Good thing most of the cost went to the taxpayers, Wager thought; even a successful furniture dealer felt eleven hundred a month. “Do you have any list of people who visited?”
“No, sir. When residents have guests, generally they buzz themselves through. Unless, like I say, there’s a lot of parties and it gets real crowded. Then I help out at the door. Usually, people buzz themselves through.”
The drawers in the living room furniture were empty except for an unused telephone book; the closets held a few shirts, an extra suit and shoes, a raincoat. Nothing in the pockets. The dresser drawers had a few pairs of shorts and another shirt still in its laundry wrapper; the bathroom had shaving gear, toothbrush—two of those—a bottle of aspirin, shampoo, a shower cap, a set of towels on the racks and one in the closet, with some extra sheets. Some cleaning items. The refrigerator was empty of everything except a couple of bottles of mix for drinks, a few beers, a partly used quart of milk. No frozen dinners, nothing to cook. The garbage pail was almost empty, too: a paper-bag liner held a wad of cellophane from something, a bottle top that matched the beer bottle lying beside it, and a cash-register receipt from a liquor store for $4.73 and dated 9 June—three days before Green’s death. Both beds were neatly made; the dishwasher contained some glasses, no plates, and a few pieces of silverware waiting to be washed.
“See what you’re looking for?”
“No.” Perhaps forensics would find something of interest, but Wager didn’t think so.
He slid back the patio doors and went out on the balcony. Ten floors below, the vacant streets of downtown held an occasional pedestrian or car; the Sunday tide of diners and boutique haunters had not yet begun. This apartment faced east, into the morning sun, and across the roofs of neighboring low rises he could see the steady glide of a distant jet sinking across Green’s district toward Stapleton. A set of plastic patio furniture and a small table were pulled back against the wall; a portable barbecue sat dusty in a corner.
“Did you ever hear Green and the blonde argue?”
“No. Just saw them going up or down in the elevator.”
“The woman Green went with before the blonde—how long ago was that?”
The mustache bristled out as the man puffed his lips in thought. “Long time. Two Christmases ago, maybe. It was a Christmastime, I remember. But two or three, I couldn’t say. After a while they all run together, you understand.”
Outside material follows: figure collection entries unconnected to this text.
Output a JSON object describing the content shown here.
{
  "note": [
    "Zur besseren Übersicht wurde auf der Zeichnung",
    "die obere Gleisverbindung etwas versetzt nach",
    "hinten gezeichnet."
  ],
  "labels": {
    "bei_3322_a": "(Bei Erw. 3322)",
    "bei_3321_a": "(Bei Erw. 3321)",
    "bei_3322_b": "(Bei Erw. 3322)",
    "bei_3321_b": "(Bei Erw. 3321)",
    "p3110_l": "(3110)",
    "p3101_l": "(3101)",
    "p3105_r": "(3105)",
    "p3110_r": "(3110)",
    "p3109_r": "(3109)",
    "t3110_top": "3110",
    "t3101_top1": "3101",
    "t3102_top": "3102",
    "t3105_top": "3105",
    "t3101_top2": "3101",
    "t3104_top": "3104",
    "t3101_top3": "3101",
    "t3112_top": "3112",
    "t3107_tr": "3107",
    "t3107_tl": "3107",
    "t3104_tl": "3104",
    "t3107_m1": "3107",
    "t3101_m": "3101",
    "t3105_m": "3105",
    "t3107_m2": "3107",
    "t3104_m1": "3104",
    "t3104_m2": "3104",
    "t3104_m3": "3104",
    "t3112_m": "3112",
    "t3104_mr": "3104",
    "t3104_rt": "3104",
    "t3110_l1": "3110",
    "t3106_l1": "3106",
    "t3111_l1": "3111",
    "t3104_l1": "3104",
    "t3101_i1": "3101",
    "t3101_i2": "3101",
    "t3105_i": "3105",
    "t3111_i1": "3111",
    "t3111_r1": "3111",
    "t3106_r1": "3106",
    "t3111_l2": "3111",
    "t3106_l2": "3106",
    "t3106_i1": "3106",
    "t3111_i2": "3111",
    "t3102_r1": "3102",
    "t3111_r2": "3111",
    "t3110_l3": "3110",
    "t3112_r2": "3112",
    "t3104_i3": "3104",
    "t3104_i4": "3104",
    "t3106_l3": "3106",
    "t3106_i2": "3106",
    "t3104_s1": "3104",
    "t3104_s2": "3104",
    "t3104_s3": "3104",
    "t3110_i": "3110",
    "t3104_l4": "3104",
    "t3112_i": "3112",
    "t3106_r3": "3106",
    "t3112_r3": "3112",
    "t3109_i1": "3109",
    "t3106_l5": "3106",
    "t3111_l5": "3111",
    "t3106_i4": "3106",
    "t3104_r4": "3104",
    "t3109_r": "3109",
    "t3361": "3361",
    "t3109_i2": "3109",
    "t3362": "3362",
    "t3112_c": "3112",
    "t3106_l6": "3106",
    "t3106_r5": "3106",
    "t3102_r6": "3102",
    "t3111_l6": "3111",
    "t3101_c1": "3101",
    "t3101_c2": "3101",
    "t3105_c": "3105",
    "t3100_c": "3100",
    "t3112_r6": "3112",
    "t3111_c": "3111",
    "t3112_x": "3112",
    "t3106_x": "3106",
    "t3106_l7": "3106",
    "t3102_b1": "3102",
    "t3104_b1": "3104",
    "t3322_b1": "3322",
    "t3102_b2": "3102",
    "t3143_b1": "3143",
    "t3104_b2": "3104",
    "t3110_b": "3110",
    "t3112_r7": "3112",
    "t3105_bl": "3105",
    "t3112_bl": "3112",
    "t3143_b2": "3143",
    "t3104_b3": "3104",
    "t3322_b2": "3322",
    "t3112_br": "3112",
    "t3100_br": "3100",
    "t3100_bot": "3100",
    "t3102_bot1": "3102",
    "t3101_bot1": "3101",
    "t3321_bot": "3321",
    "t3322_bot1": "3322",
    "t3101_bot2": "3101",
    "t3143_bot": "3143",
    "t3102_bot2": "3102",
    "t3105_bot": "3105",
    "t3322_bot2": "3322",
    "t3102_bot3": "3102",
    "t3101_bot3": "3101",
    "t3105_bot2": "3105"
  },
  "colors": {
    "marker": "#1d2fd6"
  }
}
“Not this last Christmas?”
“No—two, maybe three, Christmases ago.”
“Let’s go down to the garage and look around. Do you know what his car looks like?”
The manager didn’t, and Wager wasn’t able to show him because the car wasn’t there. The slot for 1051 was vacant and a slow tour in the chill air past the other stalls turned up nothing. Wager handed a business card to the manager. “Lock up the apartment and don’t let anyone else in unless it’s a policeman. If someone wants in, give me a call right away—any time.”